There's been a surprising winner as markets have rallied to records — the utilities sector.
Todd Gordon, founder of TradingAnalysis.com, sees signs its outperformance can continue.
"The story begins, I think, with yields, no surprise here. We've seen U.S. bond yields drop," Gordon said on CNBC's "Trading Nation" on Thursday. "We're moving lower here in the 10-year yield following a very clear correlation of declining yields and strong utilities. We're seeing the XLU … break to new highs so obviously that's a very strong indicator."
Bond yields and high-dividend sectors such as utilities move inversely — investors hunt for alternative sources of yield in defensive trades such as utilities and real estate investment trusts.
"Sometimes I've seen these sectors kind of lead the underlying bond market, which is very strange, so perhaps utilities are signaling that we might see lower yields to come," Gordon added.
Gina Sanchez, CEO of Chantico Global, says utilities could still outperform despite sky-high multiples.

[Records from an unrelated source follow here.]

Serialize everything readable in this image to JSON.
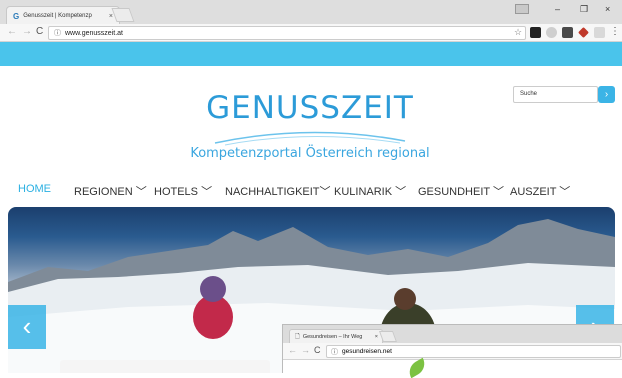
{
  "browser": {
    "tab_title": "Genusszeit | Kompetenzp",
    "tab_close": "×",
    "tab_logo": "G",
    "url": "www.genusszeit.at",
    "window_controls": {
      "minimize": "–",
      "maximize": "❐",
      "close": "×"
    }
  },
  "site": {
    "logo_title": "GENUSSZEIT",
    "logo_subtitle": "Kompetenzportal Österreich regional",
    "search_placeholder": "Suche",
    "search_button": "›",
    "nav": [
      {
        "label": "HOME",
        "active": true
      },
      {
        "label": "REGIONEN ﹀"
      },
      {
        "label": "HOTELS ﹀"
      },
      {
        "label": "NACHHALTIGKEIT﹀"
      },
      {
        "label": "KULINARIK ﹀"
      },
      {
        "label": "GESUNDHEIT ﹀"
      },
      {
        "label": "AUSZEIT ﹀"
      }
    ],
    "slider": {
      "prev": "‹",
      "next": "›"
    }
  },
  "popup_browser": {
    "tab_title": "Gesundreisen – Ihr Weg",
    "tab_close": "×",
    "url": "gesundreisen.net"
  },
  "colors": {
    "accent": "#2bb0e2",
    "band": "#4ac4eb",
    "logo": "#2c9bd8"
  }
}
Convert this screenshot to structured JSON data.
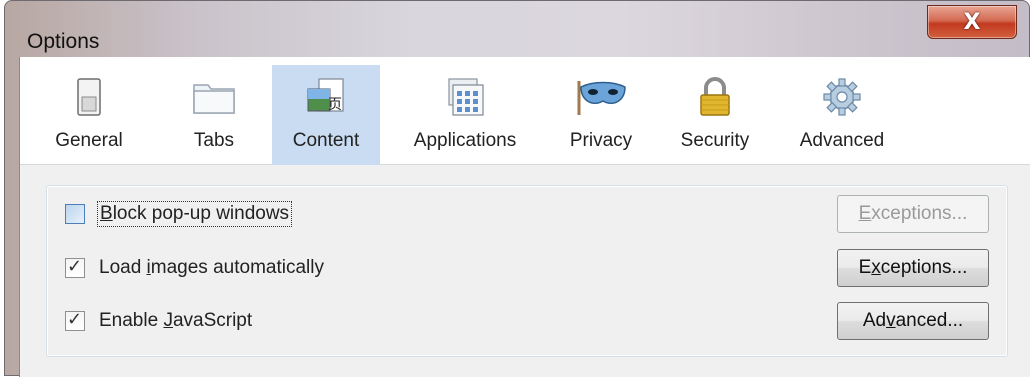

"We have utilities at really high multiples — I mean, utilities are regulated, they're slow growers, they're great payers, they're not supposed to be at multiples of 21 times," Sanchez said during the same segment. "And yet that's where they are, and yet their dividends are still almost 3%, they're still the third-highest-paying dividend sector in the S&P."
While the utilities sector yields 3%, the 10-year holds at 1.8%. The other high-dividend sectors are REITs and energy.
"That basically tells you that there's actually still going to be some capital that will be attracted to that dividend, especially, to Todd's point, if rates continue to go low and it will drive investors into high-dividend sectors," said Sanchez.